As they enter Jerusalem, the followers begin to assume the roles of leaders. They walk onto the world stage of a capital city during a great annual festival. For the first time since they have known Jesus, they take up their roles as players and protagonists in the kingdom of God. As Jesus and his paltry band of followers enter the city, Roman soldiers gather to investigate the fuss–steeds snorting, armor gleaming, swords flashing, and the crests bearing Caesar’s proud and commanding image. 

Against this display of power and authority, against and in defiance of it, the followers of Jesus stage a street drama announcing their heart’s allegiance. Namely, their fealty does not belong to Caesar, not to the Emperor of Rome, the pretender god; but, rather, it belongs to Jesus, the Prince of Peace. On the streets of Jerusalem in front of God and Rome and everybody, they announce and proclaim that their hearts, their allegiance, their fealty belong not to the Pax Romana (an uneasy peace achieved by force) but to Pax Christi – a peace to which we are invited, but never coerced; a peace which emanates from the very heart of God; and, a peace that passes all human understanding. This is the day they shout in public that they belong to God and not to Caesar. A declaration which, in their case at this time, is nothing less than an act of sedition. 

For the past three years (from the day Jesus called them from their fishing nets until this moment) the commitment to follow Jesus had been particularly personal, intimate, and private; but now, on this Palm Sunday, the commitment to follow Jesus becomes public and political. 
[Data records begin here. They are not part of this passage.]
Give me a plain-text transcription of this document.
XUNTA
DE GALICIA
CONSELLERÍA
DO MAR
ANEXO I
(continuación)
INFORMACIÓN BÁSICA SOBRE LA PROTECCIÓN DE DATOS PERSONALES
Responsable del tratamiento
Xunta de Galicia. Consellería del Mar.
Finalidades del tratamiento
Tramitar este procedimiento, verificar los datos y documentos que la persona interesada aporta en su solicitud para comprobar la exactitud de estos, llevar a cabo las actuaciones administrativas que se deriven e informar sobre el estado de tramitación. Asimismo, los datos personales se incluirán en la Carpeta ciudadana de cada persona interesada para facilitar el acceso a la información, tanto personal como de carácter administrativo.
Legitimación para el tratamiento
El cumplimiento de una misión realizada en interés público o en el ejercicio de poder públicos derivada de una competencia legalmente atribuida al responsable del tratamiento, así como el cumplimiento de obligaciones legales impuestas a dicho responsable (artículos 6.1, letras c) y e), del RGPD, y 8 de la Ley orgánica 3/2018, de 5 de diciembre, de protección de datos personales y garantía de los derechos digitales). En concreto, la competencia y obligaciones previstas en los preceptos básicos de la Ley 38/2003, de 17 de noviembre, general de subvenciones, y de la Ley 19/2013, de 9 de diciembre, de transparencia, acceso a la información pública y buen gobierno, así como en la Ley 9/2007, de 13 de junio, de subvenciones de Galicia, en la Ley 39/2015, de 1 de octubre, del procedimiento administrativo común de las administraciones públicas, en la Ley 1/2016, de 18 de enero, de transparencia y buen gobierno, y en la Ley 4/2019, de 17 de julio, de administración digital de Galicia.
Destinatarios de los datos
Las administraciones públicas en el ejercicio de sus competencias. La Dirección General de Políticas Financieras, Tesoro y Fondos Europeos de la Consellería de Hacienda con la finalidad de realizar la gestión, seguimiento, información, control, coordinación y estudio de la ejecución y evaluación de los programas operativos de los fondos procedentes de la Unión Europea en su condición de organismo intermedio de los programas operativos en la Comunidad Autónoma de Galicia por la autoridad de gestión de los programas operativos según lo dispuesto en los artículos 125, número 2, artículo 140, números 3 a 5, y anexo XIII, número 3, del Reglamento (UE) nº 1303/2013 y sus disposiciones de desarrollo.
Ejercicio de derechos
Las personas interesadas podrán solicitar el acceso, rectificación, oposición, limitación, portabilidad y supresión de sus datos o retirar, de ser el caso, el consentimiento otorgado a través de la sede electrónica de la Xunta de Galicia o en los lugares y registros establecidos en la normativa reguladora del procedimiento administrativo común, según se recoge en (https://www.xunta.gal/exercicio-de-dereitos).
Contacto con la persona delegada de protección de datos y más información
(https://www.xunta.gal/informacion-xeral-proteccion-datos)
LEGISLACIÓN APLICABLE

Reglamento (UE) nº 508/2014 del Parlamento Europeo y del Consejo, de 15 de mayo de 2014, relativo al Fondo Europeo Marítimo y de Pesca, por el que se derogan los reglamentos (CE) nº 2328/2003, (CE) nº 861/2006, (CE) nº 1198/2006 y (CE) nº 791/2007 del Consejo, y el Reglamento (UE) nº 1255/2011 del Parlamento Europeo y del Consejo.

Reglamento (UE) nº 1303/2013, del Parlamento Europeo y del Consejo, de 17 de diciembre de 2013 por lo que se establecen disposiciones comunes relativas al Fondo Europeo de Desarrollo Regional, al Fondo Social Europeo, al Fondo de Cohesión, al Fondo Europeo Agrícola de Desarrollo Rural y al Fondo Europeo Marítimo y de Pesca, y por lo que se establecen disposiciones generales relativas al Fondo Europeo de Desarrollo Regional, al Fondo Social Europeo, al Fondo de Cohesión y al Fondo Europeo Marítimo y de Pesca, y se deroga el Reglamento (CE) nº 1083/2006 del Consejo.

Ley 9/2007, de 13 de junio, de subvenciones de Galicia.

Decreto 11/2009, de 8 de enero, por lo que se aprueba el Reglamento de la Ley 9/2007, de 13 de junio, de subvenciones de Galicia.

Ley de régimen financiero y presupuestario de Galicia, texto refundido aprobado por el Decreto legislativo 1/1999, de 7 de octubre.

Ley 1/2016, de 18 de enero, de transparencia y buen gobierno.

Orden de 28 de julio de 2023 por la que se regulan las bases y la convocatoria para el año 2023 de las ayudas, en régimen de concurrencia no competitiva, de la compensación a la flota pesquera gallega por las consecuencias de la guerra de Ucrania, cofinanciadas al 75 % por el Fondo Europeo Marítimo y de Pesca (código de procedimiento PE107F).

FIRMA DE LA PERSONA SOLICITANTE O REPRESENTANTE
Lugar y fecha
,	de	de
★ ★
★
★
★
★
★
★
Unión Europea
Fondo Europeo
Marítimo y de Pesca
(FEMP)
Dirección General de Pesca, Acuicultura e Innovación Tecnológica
Palm Sunday has pride of place in all four gospels because this is the day the followers of Jesus become protagonists, actors and leaders, in the kingdom of God. This is the day the Church comes out of the closet. This is the day the Church distances itself from the state and from all worldly power. This is the day that they absolutely and entirely renounce and abjure all allegiance and fidelity to every earthly prince, potentate, state, and sovereignty, and vow that they will and do bear true faith and true allegiance to Jesus, the Prince of Peace and Son of God. This is the day the Church becomes the Church. This is the day the church is born. This is the day we say to Jesus, “It’s our turn, Jesus, and you have taught us well. You have shown us and taught us what God looks like. Thank you, Jesus.” 

It’s our turn now, our turn to show the world what God looks like, to show the world what love looks like, to show the world what it looks like to love your enemies, not only your enemies, but the immigrant and the alien, the stranger, and the other. Show the world what it looks like to forgive those who trespass against you, to forgive the one who sinned against you–who sinned against you–to forgive this one not once, not seven times, but seventy times seven times. Show the world. 

In a manifestly violent world, it is now our turn to show the world, to show our friends, our families, our neighbors, our colleagues, what it looks like to follow the Prince of Peace, to turn the other cheek. It’s our turn now. 

In a merciless world, a dog-eat-dog and might-makes-right world, in a world red in tooth and claw, it’s our turn to show the world what mercy looks like, God’s mercy. It’s our turn, now, today, to give witness to mercy. For Christ’s sake give witness to mercy. Show the world what God looks like and watch, just watch. The world will turn its head. 

It won’t be easy. It will be costly. It may cost you your life. 

It was on Palm Sunday that the followers of Jesus began to understand just how costly and rigorous is the Christian life. You train for it as an athlete trains for a race: rehearsing the virtues, practicing courage, training oneself in kindness, exercising gentleness, working at mercy and generosity. It’s a fulltime job, this training and practicing. It is a way of life. I submit that Palm Sunday has pride of place in all four gospels because it was on Palm Sunday, it was today, that the church was truly born … not in wind and fire … but in courage and in conviction. 

This is the day the church found its feet and found its voice and swore allegiance to the Prince of Peace. May the church be born again today, reborn today on Palm Sunday…in me and in you. 

For Christ’s sake, let’s show the world what God looks like.